I am trying to create a datatable similar to the output from quanteda::textstat_frequency
but with one more column, docnames
, which is a string of doc names that contain the specific token.
E.g.
a_corpus <- quanteda::corpus(c("some corpus text of no consequence that in practice is going to be very large",
"and so one might expect a very large number of ngrams but for nlp purposes only care about top ten",
"adding some corpus text word repeats to ensure ngrams top ten selection approaches are working"))
ngrams_dfm <- quanteda::dfm(a_corpus, tolower = T, stem = F, ngrams = 2)

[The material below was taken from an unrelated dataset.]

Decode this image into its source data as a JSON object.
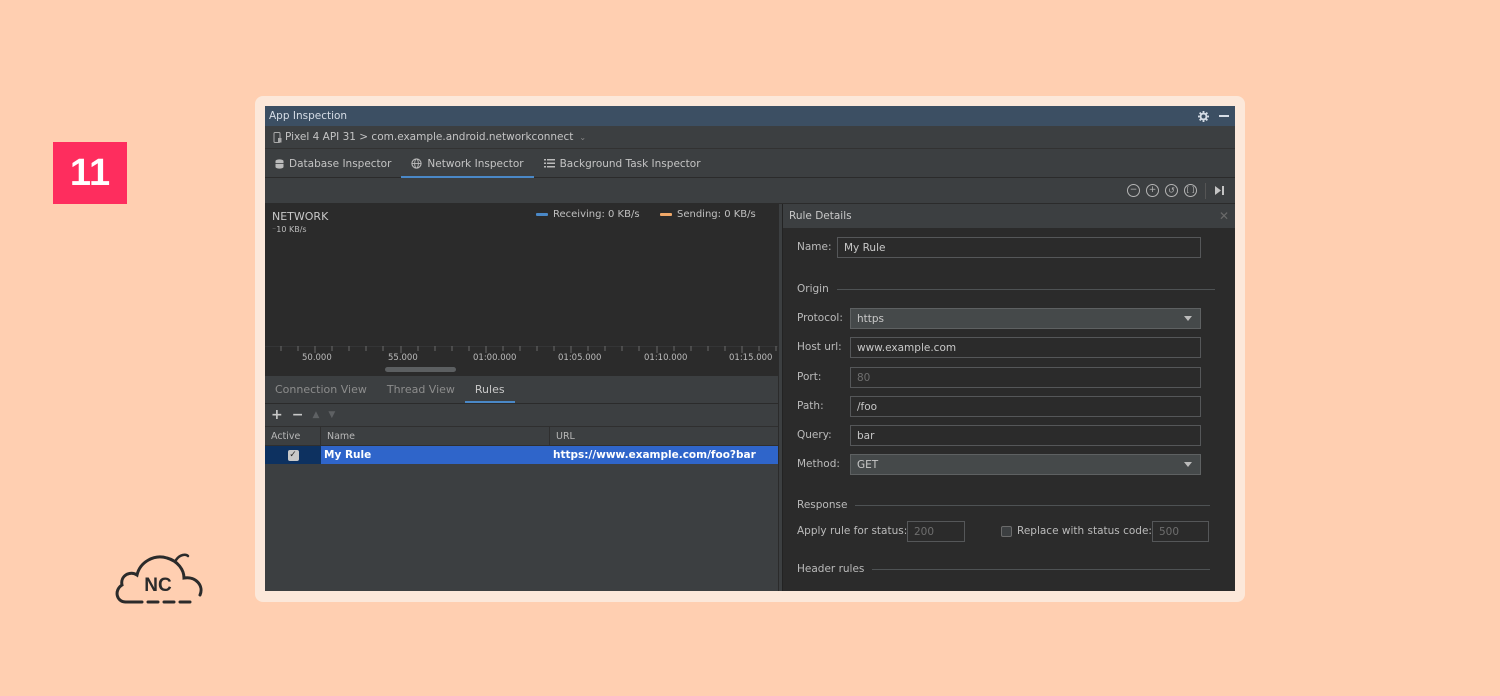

freq = textstat_frequency(ngrams_dfm)
# freq's header has feature, frequency, rank, docfreq, group
data.table(feature = featnames(ngrams_dfm )[1:50],
frequency = colSums(ngrams_dfm)[1:50],
doc_names = paste(docnames, collapse = ',')?, # what should be here?
keep.rownames = F,
stringsAsFactors = F)
Another (opinionated) approach could be to use the udpipe R package. Example below - it has the advantage to easily be able to select based on parts-of-speech tags or you could also use it to select specific dependency parsing results which is soo much better than bigrams (but that's for another question)
library(udpipe)
library(data.table)
txt <- c("some corpus text of no consequence that in practice is going to be very large",
"and so one might expect a very large number of ngrams but for nlp purposes only care about top ten",
"adding some corpus text word repeats to ensure ngrams top ten selection approaches are working")
x <- udpipe(txt, "english", trace = TRUE) ## rich output, but takes a while for large volumes of text
x <- setDT(x)
x <- x[, bigram_lemma := txt_nextgram(lemma, n = 2, sep = "-"), by = list(doc_id, paragraph_id, sentence_id)]
x <- x[, upos_next := txt_next(upos, n = 1), by = list(doc_id, paragraph_id, sentence_id)]
x_nouns <- subset(x, upos %in% c("ADJ") & upos_next %in% c("NOUN"))
View(x)
freqs <- document_term_frequencies(x, document = "doc_id", term = c("bigram_lemma", "lemma"))
dtm <- document_term_matrix(freqs)